Example of discovering a target audience:
Little Mind Books, is a children’s book company. They are just starting out, but the logical target audience is parents with kids, or grandparents. OK perfect, so we have not eliminated anyone from the audience with that description. We need to get more specific.
To narrow it down further, we can look at the topic of the first book “The Night of the Lights” which is a book about fireflies written for children between the ages of 4-9. We might then create a targeted audience that profiles parents of children between 4-9 who like stories about nature.
Let’s apply the targeted marketing segments to Little Mind Books buyers.
Little Mind Books is based in Medina, OH. If we want to create a market segment for parents of children between 4-9 years can search the internet for resources who have actual data to help us create this segment. A quick search and we found this very helpful fact sheet (thanks HubSpot).
Demographics and Geography:
- 1,234,408 families with children in the State of Ohio, compared to 33,469,709 in the USA
- 556,558 children are under the age of 6 in Ohio, compared to 14,957,537 in the USA
So we have the demographic and geographic location of our target audience identified for children in Ohio that are 6 or under.
- 28% of Ohio households consist of families with children
- The average household size is in Ohio is 2.43 persons. (https://www.development.ohio.gov/files/research/P7001.pdf)

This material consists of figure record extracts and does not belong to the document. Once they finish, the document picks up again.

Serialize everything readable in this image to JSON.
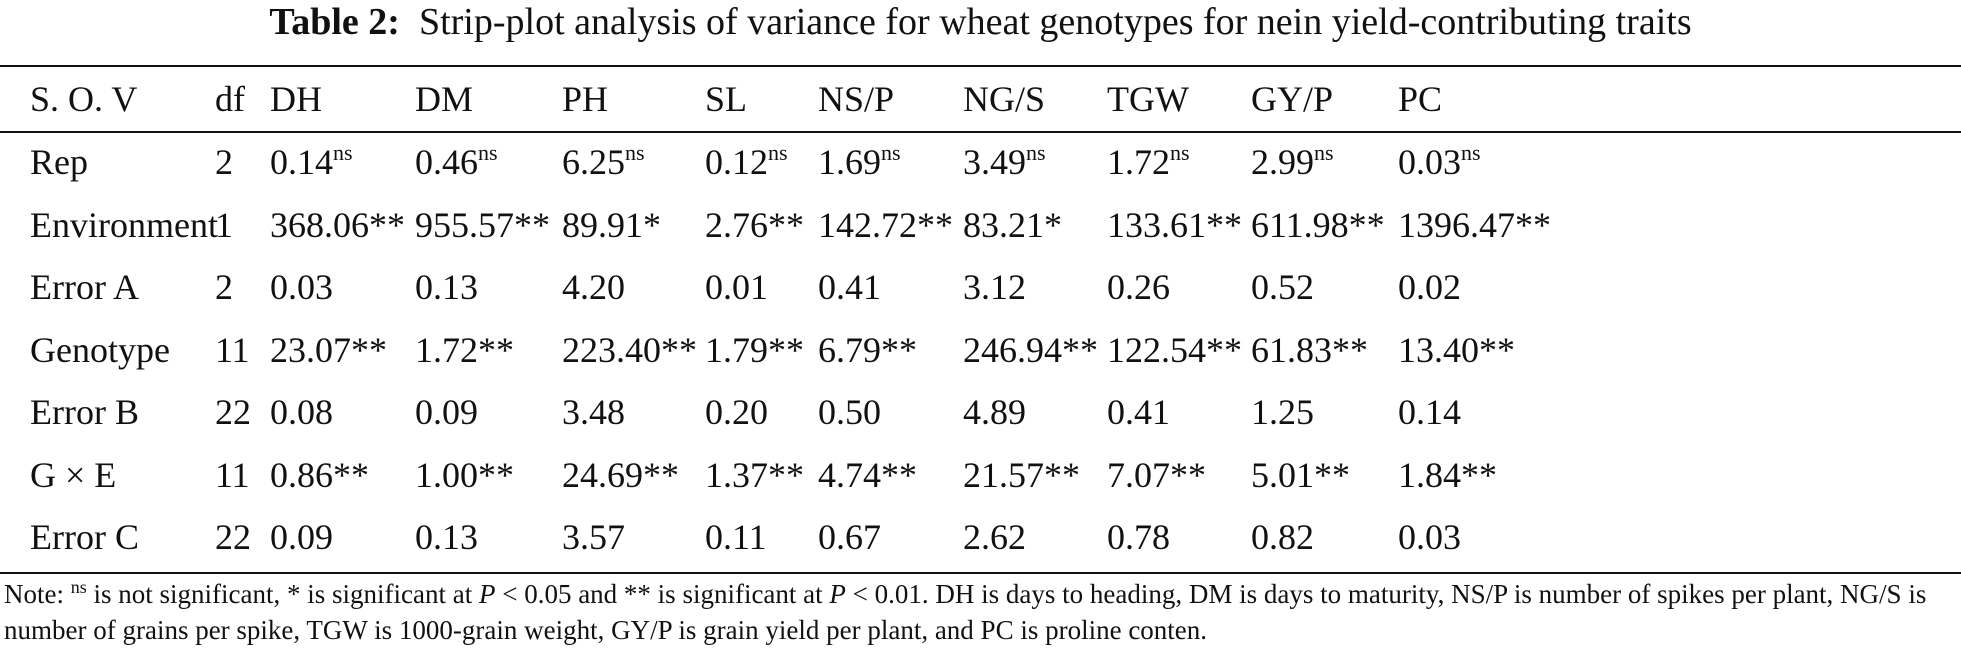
{
  "title": {
    "label": "Table 2:",
    "text": "Strip-plot analysis of variance for wheat genotypes for nein yield-contributing traits"
  },
  "table": {
    "headers": [
      "S. O. V",
      "df",
      "DH",
      "DM",
      "PH",
      "SL",
      "NS/P",
      "NG/S",
      "TGW",
      "GY/P",
      "PC"
    ],
    "rows": [
      {
        "source": "Rep",
        "df": "2",
        "values": [
          {
            "v": "0.14",
            "s": "ns"
          },
          {
            "v": "0.46",
            "s": "ns"
          },
          {
            "v": "6.25",
            "s": "ns"
          },
          {
            "v": "0.12",
            "s": "ns"
          },
          {
            "v": "1.69",
            "s": "ns"
          },
          {
            "v": "3.49",
            "s": "ns"
          },
          {
            "v": "1.72",
            "s": "ns"
          },
          {
            "v": "2.99",
            "s": "ns"
          },
          {
            "v": "0.03",
            "s": "ns"
          }
        ]
      },
      {
        "source": "Environment",
        "df": "1",
        "values": [
          {
            "v": "368.06**",
            "s": ""
          },
          {
            "v": "955.57**",
            "s": ""
          },
          {
            "v": "89.91*",
            "s": ""
          },
          {
            "v": "2.76**",
            "s": ""
          },
          {
            "v": "142.72**",
            "s": ""
          },
          {
            "v": "83.21*",
            "s": ""
          },
          {
            "v": "133.61**",
            "s": ""
          },
          {
            "v": "611.98**",
            "s": ""
          },
          {
            "v": "1396.47**",
            "s": ""
          }
        ]
      },
      {
        "source": "Error A",
        "df": "2",
        "values": [
          {
            "v": "0.03",
            "s": ""
          },
          {
            "v": "0.13",
            "s": ""
          },
          {
            "v": "4.20",
            "s": ""
          },
          {
            "v": "0.01",
            "s": ""
          },
          {
            "v": "0.41",
            "s": ""
          },
          {
            "v": "3.12",
            "s": ""
          },
          {
            "v": "0.26",
            "s": ""
          },
          {
            "v": "0.52",
            "s": ""
          },
          {
            "v": "0.02",
            "s": ""
          }
        ]
      },
      {
        "source": "Genotype",
        "df": "11",
        "values": [
          {
            "v": "23.07**",
            "s": ""
          },
          {
            "v": "1.72**",
            "s": ""
          },
          {
            "v": "223.40**",
            "s": ""
          },
          {
            "v": "1.79**",
            "s": ""
          },
          {
            "v": "6.79**",
            "s": ""
          },
          {
            "v": "246.94**",
            "s": ""
          },
          {
            "v": "122.54**",
            "s": ""
          },
          {
            "v": "61.83**",
            "s": ""
          },
          {
            "v": "13.40**",
            "s": ""
          }
        ]
      },
      {
        "source": "Error B",
        "df": "22",
        "values": [
          {
            "v": "0.08",
            "s": ""
          },
          {
            "v": "0.09",
            "s": ""
          },
          {
            "v": "3.48",
            "s": ""
          },
          {
            "v": "0.20",
            "s": ""
          },
          {
            "v": "0.50",
            "s": ""
          },
          {
            "v": "4.89",
            "s": ""
          },
          {
            "v": "0.41",
            "s": ""
          },
          {
            "v": "1.25",
            "s": ""
          },
          {
            "v": "0.14",
            "s": ""
          }
        ]
      },
      {
        "source": "G × E",
        "df": "11",
        "values": [
          {
            "v": "0.86**",
            "s": ""
          },
          {
            "v": "1.00**",
            "s": ""
          },
          {
            "v": "24.69**",
            "s": ""
          },
          {
            "v": "1.37**",
            "s": ""
          },
          {
            "v": "4.74**",
            "s": ""
          },
          {
            "v": "21.57**",
            "s": ""
          },
          {
            "v": "7.07**",
            "s": ""
          },
          {
            "v": "5.01**",
            "s": ""
          },
          {
            "v": "1.84**",
            "s": ""
          }
        ]
      },
      {
        "source": "Error C",
        "df": "22",
        "values": [
          {
            "v": "0.09",
            "s": ""
          },
          {
            "v": "0.13",
            "s": ""
          },
          {
            "v": "3.57",
            "s": ""
          },
          {
            "v": "0.11",
            "s": ""
          },
          {
            "v": "0.67",
            "s": ""
          },
          {
            "v": "2.62",
            "s": ""
          },
          {
            "v": "0.78",
            "s": ""
          },
          {
            "v": "0.82",
            "s": ""
          },
          {
            "v": "0.03",
            "s": ""
          }
        ]
      }
    ]
  },
  "note": {
    "prefix": "Note: ",
    "ns_sup": "ns",
    "t1": " is not significant, * is significant at ",
    "p1": "P",
    "t2": " < 0.05 and ** is significant at ",
    "p2": "P",
    "t3": " < 0.01. DH is days to heading, DM is days to maturity, NS/P is number of spikes per plant, NG/S is number of grains per spike, TGW is 1000-grain weight, GY/P is grain yield per plant, and PC is proline conten."
  }
}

- 39% of Ohio families with children have only one parent at home.
We have two check boxes marked off from our list. There are a few more boxes we have to consider.
Behavioral and Lifestyle.
Obviously children do not typically buy their own books unless they go into a store with their parents or guardians. So we have to look at the parents behavior and lifestyle, not necessarily the child. Where do young parents hang out? Are they on Facebook? Do they use Tic-Tok? Do they ask for parenting advice on mom’s groups?
Among parents who use Facebook, fully 75% log on daily, including 51% who do so several times a day. This proportion of daily users is significant compared with non-parents, 67% of whom log on daily, including 42% who use Facebook several times a day.https://www.pewresearch.org/internet/fact-sheet/social-media/
So we know that using Facebook to target parents is a good place to probably market a children’s book. Alternatively, we also know that there is a huge age gap for users who spend more time on Instagram and Snapchat.
Majorities of 18- to 29-year-olds say they use Instagram or Snapchat and about half say they use TikTok, with those on the younger end of this cohort – ages 18 to 24 – being especially likely to report using Instagram (76%), Snapchat (75%) or TikTok (55%).https://www.pewresearch.org/internet/2021/04/07/social-media-use-in-2021
Data give us power to create targeted market segments.
With the above data, we can make an educated decision as to where Little Mind Books should target their marketing efforts. We would conclude that if they wanted to reach parents of younger children in Ohio. We would probably want to use targeted marketing on Facebook and Instagram. In addition, we would also consider the topic of the book and target parents who have active outdoor hobbies and like nature.
The more specific the target, the better.
The more specific we can get with who we want to attract the more likely we are to find the right audience. Research like this even on a 30,000 foot level allows companies to make better marketing decisions.
For this example of targeted marketing, it was fine to look from the simplified view. When deciding how to segment your own targeted marketing, you may want to take the data further. Typically a good marketing firm will want to analyze your digital footprint and analytics to better understand how previous marketing efforts yielded results, and use that data to build smarter campaigns in the future.